Sixty: Bottoms-Up History


From 2005:

Following the success of “Rent,” several new musical ventures are about to hit the Broadway Stage. They are the product of the New Social Historians Musical Cooperative, social historians who have a sense of rhythm and have forgotten the blues. They are marked by the desire to celebrate the great achievements of white European laborers, without giving too much to revolutionary doctrine, all in the key of C major (minor keys are eschewed). This marks a key shift from the knees-up mentality of the 1970s to the bottoms-up mentality that will build that bridge to the second half of the first decade of the twenty-first century.
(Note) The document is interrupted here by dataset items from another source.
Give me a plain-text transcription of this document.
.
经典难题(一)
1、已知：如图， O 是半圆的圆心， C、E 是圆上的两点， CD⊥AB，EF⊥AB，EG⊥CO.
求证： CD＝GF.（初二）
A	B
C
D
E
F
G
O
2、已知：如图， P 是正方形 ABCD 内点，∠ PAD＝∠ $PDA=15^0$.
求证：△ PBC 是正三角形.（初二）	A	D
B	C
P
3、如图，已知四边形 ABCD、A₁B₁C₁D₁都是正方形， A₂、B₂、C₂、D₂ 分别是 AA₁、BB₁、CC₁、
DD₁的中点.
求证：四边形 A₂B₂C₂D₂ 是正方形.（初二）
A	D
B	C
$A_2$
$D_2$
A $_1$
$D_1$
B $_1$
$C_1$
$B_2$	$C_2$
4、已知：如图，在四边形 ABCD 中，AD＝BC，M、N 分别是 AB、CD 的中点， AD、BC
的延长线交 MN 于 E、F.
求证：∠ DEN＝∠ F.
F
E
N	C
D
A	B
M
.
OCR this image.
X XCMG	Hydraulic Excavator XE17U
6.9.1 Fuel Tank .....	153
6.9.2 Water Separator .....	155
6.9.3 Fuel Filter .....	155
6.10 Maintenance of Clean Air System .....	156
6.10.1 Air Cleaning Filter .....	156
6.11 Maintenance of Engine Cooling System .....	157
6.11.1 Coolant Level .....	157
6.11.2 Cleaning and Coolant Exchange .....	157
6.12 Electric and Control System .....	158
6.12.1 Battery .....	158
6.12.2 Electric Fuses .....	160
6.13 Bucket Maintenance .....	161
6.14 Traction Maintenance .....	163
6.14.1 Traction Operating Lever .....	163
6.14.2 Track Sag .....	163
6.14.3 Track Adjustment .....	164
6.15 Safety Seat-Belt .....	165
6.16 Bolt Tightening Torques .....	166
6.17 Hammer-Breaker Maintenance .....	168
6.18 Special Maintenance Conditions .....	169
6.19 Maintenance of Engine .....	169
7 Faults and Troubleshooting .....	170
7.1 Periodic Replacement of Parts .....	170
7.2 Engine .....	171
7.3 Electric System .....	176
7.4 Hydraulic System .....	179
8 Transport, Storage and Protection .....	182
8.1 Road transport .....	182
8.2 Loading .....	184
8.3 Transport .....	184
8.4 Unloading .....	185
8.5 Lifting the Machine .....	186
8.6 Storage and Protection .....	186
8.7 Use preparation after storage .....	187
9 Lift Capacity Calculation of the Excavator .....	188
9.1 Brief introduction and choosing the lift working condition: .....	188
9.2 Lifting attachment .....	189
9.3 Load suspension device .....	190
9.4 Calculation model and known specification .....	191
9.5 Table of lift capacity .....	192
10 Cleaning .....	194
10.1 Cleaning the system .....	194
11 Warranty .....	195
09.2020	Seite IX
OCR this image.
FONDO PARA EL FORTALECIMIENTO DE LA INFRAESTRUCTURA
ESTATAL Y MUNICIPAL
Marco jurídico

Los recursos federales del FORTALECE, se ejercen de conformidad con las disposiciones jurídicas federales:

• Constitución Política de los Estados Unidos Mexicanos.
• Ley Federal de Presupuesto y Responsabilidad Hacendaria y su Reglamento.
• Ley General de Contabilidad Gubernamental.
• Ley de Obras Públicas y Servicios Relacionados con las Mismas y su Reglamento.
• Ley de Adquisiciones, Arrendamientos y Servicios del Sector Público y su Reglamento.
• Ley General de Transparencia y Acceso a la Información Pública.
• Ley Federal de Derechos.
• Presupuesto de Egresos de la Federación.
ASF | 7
Two musicals, in particular, are at the forefront of the New Social History Musical intervention. The first is the re-reading of the 1935 sit-down strikes at Ford in Detroit, titled “Sit”. The United States in 1935 was deep in the Depression, but the music is uplifting enough that unemployment is lost in the powerful harmonies and love songs that brought the fantasy world to life for the hard-working Ford employee. The song, “Driving in Neutral Again,” with its commentary on the failures of Herbert Hoover, really evokes the hardship of being a well-paid employee in a world in which so many around him are joining bread lines and having to beg for food. Its most touching moment comes when the main protagonist croons in heart-rending fashion, “How can you replace me with a woman,/or worse still [and there is a powerful pause at this point]/a black man from Alabami?” One really gets to feel for this man, just as he is about to become the prime force behind the sit-down strike. The high point in the show, however, must be considered the wonderful number, “My Caddy Lacks a Driver.” Here we ache for the Ford employee whose own Model T, somewhat old in design, has to be driven by himself. It becomes extremely moving when we begin to realize that he cannot afford to hire someone to drive him, like all of his bosses in their Cadillacs (though this does seem incongruous, since we imagine that they must really be driving cars made by Ford – artistic license, of course!), and that he even has to consider having his wife learn to drive. Tears come to the eyes as history really comes to life before you!

The second noteworthy musical is the work, entitled “Ship,” which recounts the impact of the mutiny on the Battleship Potemkin. Sergei Eisenstein has provided us with one view of the events surrounding this uprising (too Soviet-inflected for our taste), but as a silent movie it really cannot compare with the visuals provided in this dance extravaganza. Perhaps the most memorable piece in this show is “Tsar Nick does the Trotsky.” Cutting back and forth between the world of Tsar Nicholas and that of Leon Trotsky (just beginning to make his mark in Russia), new quite staggering break dance moves are presented – now commonly known in the dance clubs of Manhattan as “the trot.” The show ends with the arrival of the Cossacks, but these Cossacks seem less menacing than the fabled soldiers of the Eisenstein movie. Instead, the Cossack dancing presented in conjunction with the lines, “Just sing/There’s no need to be revolting,” seem to persuade the revolutionaries that Trotsky’s way is no way to really enjoy oneself. Equality has to give way when there is so much singing to be done! 

You’ve just got to love this new social history musical. What a fantastic departure, both for Broadway and the Academy! This is a marriage that has never before been so potent.